Buying Moncler “would do nothing to enhance Kering’s position in hard luxury.”
At the same time, the French group “would clearly benefit from diversification: given the extraordinary success of Gucci, EBIT has become [about] 80% dependent on it. Moncler would be another step in trying to balance this out. Kering would also secure a first-class management team — assuming they would still all be involved.” In October, Solca argued that Moncler has built an “enviable position” at the top of the outerwear market. “Moncler has done virtually everything right in recent years, from relentless product newness to achieving unprecedented EBIT margins [29.2% in 2018] at small scale. No competitor has been able to match their casual-plus-expensive product offer.”
In February, Kering chairman and CEO François-Henri Pinault expressed readiness to add brands to the “backbone” represented by Gucci, after a year of purging the group of non-core brands including Puma and Volcom as part of its transformation into a pure luxury player.
“Our ambition is to make Kering the most influential group in the world in terms of creativity, social and environmental responsibility, innovation and financial performance,” Pinault declared. “We have very important financial resources, which are growing regularly, and we are therefore in a position to seize opportunities.” Pinault also said at the time that Kering needed “brands that complete our portfolio, according to a very precise analysis of our brand portfolio, and we are also very vigilant not to overpay for brands, as has been the case recently,” likely pointing to the hefty $2.1 billion price tag paid by Capri Holdings, formerly known as Michael Kors Holdings, for Versace in September 2018. Kering has been at the center of several M&A speculation, said to be circling Salvatore Ferragamo, Valentino and Versace itself.

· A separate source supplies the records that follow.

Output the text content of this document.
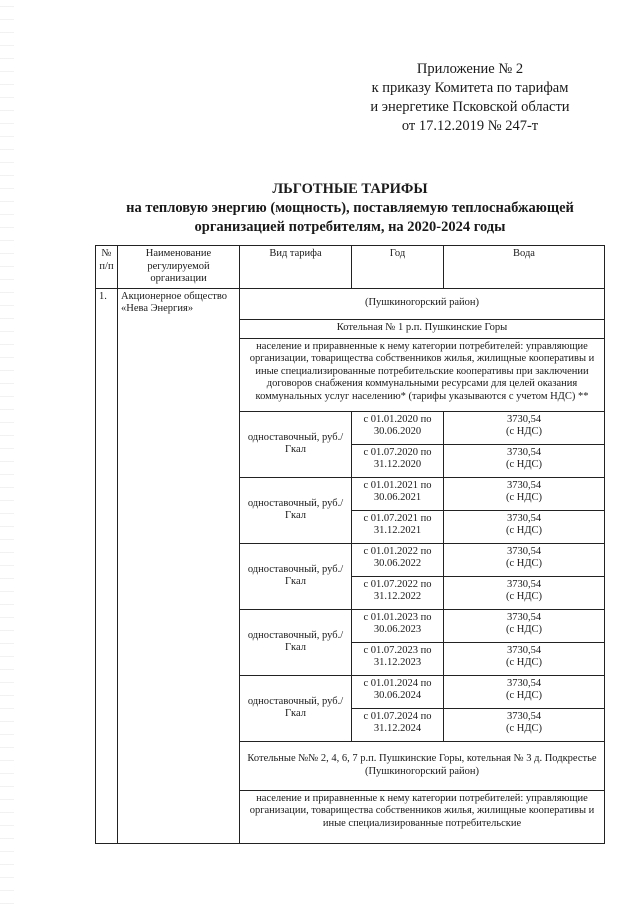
Приложение № 2
к приказу Комитета по тарифам
и энергетике Псковской области
от 17.12.2019 № 247-т
ЛЬГОТНЫЕ ТАРИФЫ
на тепловую энергию (мощность), поставляемую теплоснабжающей
организацией потребителям, на 2020-2024 годы
№ п/п	Наименование регулируемой организации	Вид тарифа	Год	Вода
1.	Акционерное общество «Нева Энергия»	(Пушкиногорский район)		
		Котельная № 1 р.п. Пушкинские Горы		
		население и приравненные к нему категории потребителей: управляющие организации, товарищества собственников жилья, жилищные кооперативы и иные специализированные потребительские кооперативы при заключении договоров снабжения коммунальными ресурсами для целей оказания коммунальных услуг населению* (тарифы указываются с учетом НДС) **		
		одноставочный, руб./Гкал	с 01.01.2020 по 30.06.2020	3730,54
(с НДС)
			с 01.07.2020 по 31.12.2020	3730,54
(с НДС)
		одноставочный, руб./Гкал	с 01.01.2021 по 30.06.2021	3730,54
(с НДС)
			с 01.07.2021 по 31.12.2021	3730,54
(с НДС)
		одноставочный, руб./Гкал	с 01.01.2022 по 30.06.2022	3730,54
(с НДС)
			с 01.07.2022 по 31.12.2022	3730,54
(с НДС)
		одноставочный, руб./Гкал	с 01.01.2023 по 30.06.2023	3730,54
(с НДС)
			с 01.07.2023 по 31.12.2023	3730,54
(с НДС)
		одноставочный, руб./Гкал	с 01.01.2024 по 30.06.2024	3730,54
(с НДС)
			с 01.07.2024 по 31.12.2024	3730,54
(с НДС)
		Котельные №№ 2, 4, 6, 7 р.п. Пушкинские Горы, котельная № 3 д. Подкрестье (Пушкиногорский район)		
		население и приравненные к нему категории потребителей: управляющие организации, товарищества собственников жилья, жилищные кооперативы и иные специализированные потребительские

Moncler is a textbook success story, spearheaded by Ruffini, who developed the brand from a dusty collection of utilitarian down-filled jackets with mostly local distribution into a global luxury fashion label. Going for what he called his “dream brand,” Ruffini bought the company in 2003, spearheaded its global expansion, publicly listing it in Milan in December 2013 and reaching the $1 billion in sales milestone in 2016, while wiping out its debt. He has driven Moncler’s growth by forming close relationships with designers from Nicolas Ghesquière to Junya Watanabe, Giambattista Valli, who designed Moncler Gamme Rouge, to Thom Browne, who was in charge of the Moncler Gamme Bleu line for men. After 10 years of a successful run with the latter two projects, Ruffini fearlessly overturned the company’s business model and strategy, launching Moncler Genius, a series of drops and capsules with designers ranging from Pierpaolo Piccioli to Simone Rocha and Craig Green, to name a few. As per the latest financial reports, consolidated revenues at Moncler grew 14% to 995.3 million euros in the first nine months of the year, despite the impact of social unrest in Hong Kong.
After eight years, Eurazeo in March said it has exited the last of its stake in Moncler, selling 4.8% of the company for 445 million euros. That’s more money than Eurazeo and its co-investors paid for 45% of the company in 2011, making for one of the most successful private equity investments in fashion in recent memory.
Marco De Benedetti, managing director and co-head of Carlyle’s European Buyout Group, and an early investor in Moncler, is vice chairman of the brand. As of March, Ruffini holds more than 66.9 million shares in Moncler through Ruffini Partecipazioni Srl and 151,648 directly; chief corporate and supply officer Luciano Santel holds 216,000 shares; chief marketing and operating officer Roberto Eggs holds 112,000 shares; and Virginie Morgon, CEO of Eurazeo, holds 9,770 shares.
Moncler shares in one year have risen 45.86%.